Pistachio mastic, Mastic tree

Distribution – Mediterranean from Asia Minor, Syria, Palestine to the Canary Islands; cultivated.

Non-leafing shrub or small tree up to 5 m tall. The alternate leaves are 3-5-unpaired and pair-pinnate, lobules are lanceolate. Small greenish flowers are collected in brushes.

From cultivated broad-leaved male trees (P. lentiscus L. var. Chia DC), resin Mastix is ​​extracted – a mastic, which is a product of the isolation of schizolisogenic balsam channels of the secondary bark of trunks and branches containing resin dissolved in essential oil.

To obtain resin in June-July, incisions are made in the trunks and thick branches, the resin acts as drops and dries on the tree, it is collected after 2-3 weeks; it is the best variety in light yellow “tears” (Mastix in granis vel in lacrymis) allowed for medical use. With more densely applied incisions, the resin flows out more abundantly, along the trunk it falls on flat stones or large leaves placed under the tree, which gives a contaminated (technical) variety; the trees soon become exhausted and die. Dried resin is brittle, but softens when heated or chewed; used by the local population to strengthen the gums. The taste of the resin is bitter, balsamic.

Mastic contains more than 90% resin and 1-3% essential oil. The composition of the resin includes resins and resin acids (masticodienone acid, etc.), belonging to the class of triterpene compounds. The resin contains oleanolic acid. The essential oil contains pinene, which gives the mastic a turpentine smell.

 

Mastic is used in the form of a tincture (often in conjunction with a tincture of myrrh resin) to lubricate gums and dental fillings, also as a wound healing agent.

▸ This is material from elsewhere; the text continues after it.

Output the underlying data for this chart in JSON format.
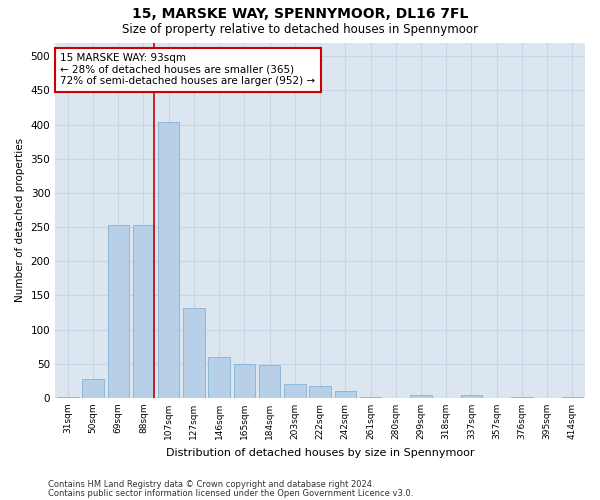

Technical grades (Mastix in sortis) are used for the preparation of varnishes and adhesives. For these purposes, mastic is also used, extracted from other species: P. atlantica Desf. and P. mutica F. et M., also P. vera L. (real pistachio), from which edible pistachio nuts are also obtained.

The plant contains resin.

 

PLANTS CONTAINING RESINS AND BALMS

Like essential oils, resins are complex mixtures of various organic compounds. In plants, they are often present simultaneously with essential oils, but may be accompanied by substances from other groups of natural compounds – gums, tannins, sterols, sometimes rubber.

According to the primary composition, there are three main groups of natural resins:

– resins (actually) – Rsina;

– oil-resin, or balms, – Olea-resina, or Balsama. These are liquid resins, which are natural solutions of resins in their own essential oil;

– gum resins – Gummi-resina. These are liquid (in living plants) mixtures of gums and resins dissolved in essential oil (more precisely, Cummi-olea-resina).

The resins themselves, freed from accompanying substances, like the components of essential oils, are also terpenoids, but more complex, belonging mainly to the class of diterpenes (C 20 H 32 ).

Resin hydrocarbons (for example, pimaradiene), their oxygen derivatives, resinol or resin acids (for example, abietic and pimaric acids) and resinol or resin alcohols (for example, cafestol) are distinguished among resin diterpenes.

 

Among the resinols, rezitannols or tannols, which have the properties of tannins, are distinguished into a special group. Resinols can form esters.

The constituent substances of resins can be triterpene acids and alcohols – derivatives of a- and b-amirin (for example, mastic tree), lignans (for example, guaiac resin), etc.